If you follow any news source, athletic or outdoor social media account, or live on the east coast, you’ve probably heard by now that Desi Linden took a historic win at the Boston Marathon on Monday. In what is considered standard weather for the Pacific Northwest, Desi played off the less-than-ideal racing conditions for Boston. For snowshoe racers who already know resilience, races like this can test an athlete’s toughness, patience, and strategy.
Below, the wise owls at Runner’s World have put together how you can conquer your race in challenging conditions. Study up now while those spring showers are in full striking mode!
Desi Linden’s typical marathon M.O. is based in patience, resilience, maturity, and good decision-making. Those traits were never more in evidence—and never more important—than during her historic Boston win today. Here are five keys to how she prevailed in miserable weather.
Lurk
Don’t get on camera until it matters. For 10 miles Linden was invisible, usually hidden behind the larger figure of Maki Ashi of Japan. When it’s a headwind, let others—the more of them the better—do the work. (Men’s winner Yuki Kawauchi did otherwise, but no rules can fit the race he ran.)
Miss the Puddles
“Every step matters,” Meb Keflezighi said after he won Boston in 2014. Splashing through an inch of water close to the curb adds hugely to the drag. Where the pack permits, cut the tangents. When the crunch came in the hills, early leader Mamitu Daska added maybe 100 meters to her route by staying outside the curves while Linden cut the gap across the shortest line every time.

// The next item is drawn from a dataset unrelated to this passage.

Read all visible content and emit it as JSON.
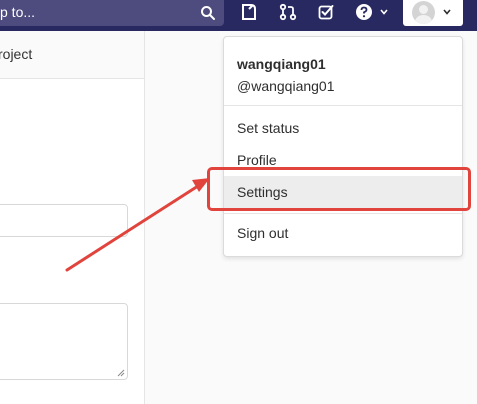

In a Headwind, Don’t Go With the Early Surges
“Desi is a really smart tactician,” her coach Kevin Hanson said this week. Smart tactics sometimes means not reacting. When Daska tested the field in the early and middle miles, Linden declined to be tested. She had her own run of show for these conditions, and she stuck to it.
If You Have to Stop, Don’t Rush to Close the Gap
Shalane Flanagan took a quick porta-potty stop at 12 miles. That wasn’t fatal, at a pace well within her capability. But Flanagan dug aggressively into the wind, closing the gap within a mile. Five miles later that surge looked to make itself felt in her legs.
Yes, Relish the Weather
“These are my favorite conditions,” Kawauchi said, and Linden had no complaints. She lives in Michigan. No Kenyan or Ethiopian was happy. Wind and rain restructure the race. A basic rule is to never lead for much faster runners; only lead from them. Linden allowed no one to shelter behind her. Once she seized her moment, she was gone. No benevolence. You don’t win on a horrible day by being kind to the others.